As seen in close-ups of the eastern wall, each column contains the names of eight fallen soldiers (typically consisting of three syllables or characters).

BBC
Nine sections with 16 columns and eight names each amount to 1152 names on one wall, and consequently, 2304 names on two walls.
Chung Seong-hak, a senior research fellow at the Korea Institute for National Unification, agrees with the BBC's assessment.
"The memorial walls have the names of fallen soldiers inscribed in very small font. Considering the surface area and text density, the number of people whose names are recorded there likely reaches several thousand," he says.
An exact figure cannot be determined due to the lack of higher-resolution images, but the BBC's estimate is close to the number announced by South Korea's National Intelligence Service (NIS).

BBC
In September 2025, it reported that about 2,000 North Korean soldiers were killed and another 2,700 wounded. And in February of this year, the NIS announced that about 6,000 of the 11,000 DPRK servicemen sent to Russia were killed or wounded. The intelligence agency did not provide a separate breakdown for killed and wounded.

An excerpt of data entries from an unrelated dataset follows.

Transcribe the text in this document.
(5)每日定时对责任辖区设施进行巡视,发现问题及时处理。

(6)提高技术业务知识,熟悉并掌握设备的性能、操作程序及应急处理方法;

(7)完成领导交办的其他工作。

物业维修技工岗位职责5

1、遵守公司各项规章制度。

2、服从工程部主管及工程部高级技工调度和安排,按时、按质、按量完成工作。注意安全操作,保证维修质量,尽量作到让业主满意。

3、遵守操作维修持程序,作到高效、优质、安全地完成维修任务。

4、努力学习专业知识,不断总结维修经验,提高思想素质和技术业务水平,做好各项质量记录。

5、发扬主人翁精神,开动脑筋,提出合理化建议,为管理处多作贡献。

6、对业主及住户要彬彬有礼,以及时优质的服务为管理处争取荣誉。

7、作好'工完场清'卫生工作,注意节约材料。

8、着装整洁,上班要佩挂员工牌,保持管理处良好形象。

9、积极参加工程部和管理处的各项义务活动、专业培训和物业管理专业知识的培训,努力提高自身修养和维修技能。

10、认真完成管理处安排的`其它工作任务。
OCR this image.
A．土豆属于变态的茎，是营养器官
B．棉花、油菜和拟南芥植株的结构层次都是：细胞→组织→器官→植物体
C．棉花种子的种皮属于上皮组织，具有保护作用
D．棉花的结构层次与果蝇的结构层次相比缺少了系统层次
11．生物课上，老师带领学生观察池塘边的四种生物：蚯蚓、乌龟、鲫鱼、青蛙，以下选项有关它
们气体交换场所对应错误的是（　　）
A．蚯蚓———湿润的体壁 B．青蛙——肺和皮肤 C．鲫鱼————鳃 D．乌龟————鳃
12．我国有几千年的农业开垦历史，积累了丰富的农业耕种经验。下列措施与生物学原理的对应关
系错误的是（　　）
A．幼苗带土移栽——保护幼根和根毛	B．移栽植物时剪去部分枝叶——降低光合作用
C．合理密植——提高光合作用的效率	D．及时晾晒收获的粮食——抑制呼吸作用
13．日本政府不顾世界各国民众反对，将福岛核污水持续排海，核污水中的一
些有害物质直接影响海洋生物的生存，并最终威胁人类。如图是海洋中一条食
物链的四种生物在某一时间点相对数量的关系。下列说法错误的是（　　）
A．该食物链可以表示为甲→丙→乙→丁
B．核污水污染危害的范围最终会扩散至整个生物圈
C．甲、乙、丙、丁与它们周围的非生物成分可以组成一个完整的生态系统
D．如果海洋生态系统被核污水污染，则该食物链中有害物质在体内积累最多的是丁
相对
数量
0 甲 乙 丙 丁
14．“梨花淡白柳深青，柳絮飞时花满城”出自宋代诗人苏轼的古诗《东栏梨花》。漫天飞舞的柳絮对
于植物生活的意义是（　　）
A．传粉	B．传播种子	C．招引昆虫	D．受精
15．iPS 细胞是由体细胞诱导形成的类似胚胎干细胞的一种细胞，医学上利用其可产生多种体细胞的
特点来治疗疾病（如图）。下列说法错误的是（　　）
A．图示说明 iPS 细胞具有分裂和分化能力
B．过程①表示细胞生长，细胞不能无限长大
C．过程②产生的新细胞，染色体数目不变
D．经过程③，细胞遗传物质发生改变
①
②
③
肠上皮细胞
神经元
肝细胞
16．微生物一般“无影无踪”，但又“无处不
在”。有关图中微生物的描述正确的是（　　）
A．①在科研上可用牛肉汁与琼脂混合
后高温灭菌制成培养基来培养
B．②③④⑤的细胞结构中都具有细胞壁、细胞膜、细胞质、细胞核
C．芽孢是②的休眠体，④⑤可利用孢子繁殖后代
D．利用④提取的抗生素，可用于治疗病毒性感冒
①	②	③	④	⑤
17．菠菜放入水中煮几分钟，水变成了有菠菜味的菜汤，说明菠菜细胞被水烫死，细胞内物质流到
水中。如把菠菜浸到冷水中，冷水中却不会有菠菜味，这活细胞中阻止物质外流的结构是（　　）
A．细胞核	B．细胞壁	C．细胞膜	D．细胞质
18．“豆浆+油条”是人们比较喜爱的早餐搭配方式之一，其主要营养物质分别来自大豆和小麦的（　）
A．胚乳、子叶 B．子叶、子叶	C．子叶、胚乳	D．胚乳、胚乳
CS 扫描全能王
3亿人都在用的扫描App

As a satellite image taken in early April shows (it was provided to the BBC by the South Korean research company SI Analytics), there are about 140 graves on the western side of the memorial cemetery and 138 on the other.
According to researcher Chung from the Korea Institute for National Unification (he is not affiliated with SI Analytics), the memorial complex building appears to be a columbarium where burial urns are stored.
"It seems that the entire wall is filled with cells for storing remains, arranged in a grid pattern," he explains.
"The memorial hall is a three-story building, and even without considering offices and exhibition areas, the internal storage alone can accommodate at least 1,000 sets of remains," says Chung.